New species

Julian Slade
Fri, 15 Jul 2005 05:55:53 PDT
Dear all

The lastest edition of a major botanical journal, Novon volume 15 number 2,
features three new species of popular genera. Abstracts of the articles

pp. 279-281:
Calochortus mendozae Espejo, López-Ferrari & Ceja, a new species from the
municipality of San Nicolás Tolentino in the state of San Luis Potosí,
Mexico, is described and illustrated. The new species grows on gypseous
soils in xerophytic scrub. Calochortus mendozae is placed in section
Cyclobothra subsection Ghiesbreghtiani and is closely related to C. hintonii
Bullock ex Ownbey, with which it is compared.

pp. 324-326:
A new species from Chile, Leucocoryne talinensis, is described and
illustrated.
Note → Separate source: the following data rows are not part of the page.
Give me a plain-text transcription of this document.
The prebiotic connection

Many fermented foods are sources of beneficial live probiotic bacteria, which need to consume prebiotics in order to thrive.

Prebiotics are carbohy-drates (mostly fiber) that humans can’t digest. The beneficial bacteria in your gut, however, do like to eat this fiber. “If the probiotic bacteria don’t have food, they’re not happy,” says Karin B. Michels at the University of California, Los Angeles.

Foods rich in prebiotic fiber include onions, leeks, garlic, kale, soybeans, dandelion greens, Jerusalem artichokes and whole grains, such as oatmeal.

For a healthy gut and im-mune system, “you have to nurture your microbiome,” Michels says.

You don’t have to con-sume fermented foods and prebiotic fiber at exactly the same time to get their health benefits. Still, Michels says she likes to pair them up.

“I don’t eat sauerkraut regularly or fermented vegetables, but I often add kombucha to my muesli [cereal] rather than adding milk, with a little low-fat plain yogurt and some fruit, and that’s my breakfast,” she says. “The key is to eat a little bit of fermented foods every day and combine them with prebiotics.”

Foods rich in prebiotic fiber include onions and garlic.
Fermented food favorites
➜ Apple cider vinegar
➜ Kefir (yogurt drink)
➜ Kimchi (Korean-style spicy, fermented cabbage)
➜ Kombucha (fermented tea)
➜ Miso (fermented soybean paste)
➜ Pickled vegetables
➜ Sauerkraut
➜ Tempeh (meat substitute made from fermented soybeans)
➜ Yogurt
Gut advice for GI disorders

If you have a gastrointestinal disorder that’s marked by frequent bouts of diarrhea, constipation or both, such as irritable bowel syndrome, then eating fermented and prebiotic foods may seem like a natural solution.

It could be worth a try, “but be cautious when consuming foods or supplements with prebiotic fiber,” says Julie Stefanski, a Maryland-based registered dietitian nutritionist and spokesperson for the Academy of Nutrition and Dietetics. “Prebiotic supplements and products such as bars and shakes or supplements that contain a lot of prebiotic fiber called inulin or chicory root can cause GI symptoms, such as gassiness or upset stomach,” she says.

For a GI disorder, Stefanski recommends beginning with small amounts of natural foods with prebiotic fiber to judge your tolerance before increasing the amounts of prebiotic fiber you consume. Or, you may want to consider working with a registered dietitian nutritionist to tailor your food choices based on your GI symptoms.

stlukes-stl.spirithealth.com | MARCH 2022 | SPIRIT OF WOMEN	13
It is known from Talinay and Fray Jorge in Limarí Province,
from roadsides and adjacent fields. Its chromosome number and relationship
to the most closely related species are discussed.

pp. 354-357:
Tigridia suarezii (Iridaceae, Tigridieae) is a new species from Mexico. Its
distinguishing features are the dark purple, almost black color of the
spreading tepal limbs and the white to cream floral cup with dark purple
spots and stripes. It is morphologically similar to T. alpestris subsp.
obtusa and T. venusta, from which it differs in the more robust habit of the
plant, the shape, length, and width of the tepals, and the length of the
anther, filament column, and style branches. Tigridia suarezii and T.
venusta inhabit the understory in pine-oak forests in an altitudinal range
from 2080 to 2800 m, whereas T. alpestris subsp. obtusa grows on exposed
rocky slopes above 3000 m. Tigridia suarezii is known only from the state of

And in Novon volume 15 number 1 pp. 168-172:
Freesia marginata (Iridaceae: Crocoideae) is a new species from the Breede
River valley near Worcester in Western Cape Province, South Africa. A local
endemic of succulent karoo shrubland, it resembles F. caryophyllacea in its
flowers and short, prostrate leaves, but it is distinguished from all other
species of Freesia by the leathery, somewhat glaucous leaves with a
prominent submarginal vein. The four species previously placed in the genus
Anomatheca are recognized in Freesia as the new subgenus Anomatheca. Three
of the species, F. grandiflora, F. laxa, and F. verrucosa, are segregated
into section Anomatheca, and F. viridis is placed in the new section Alatae.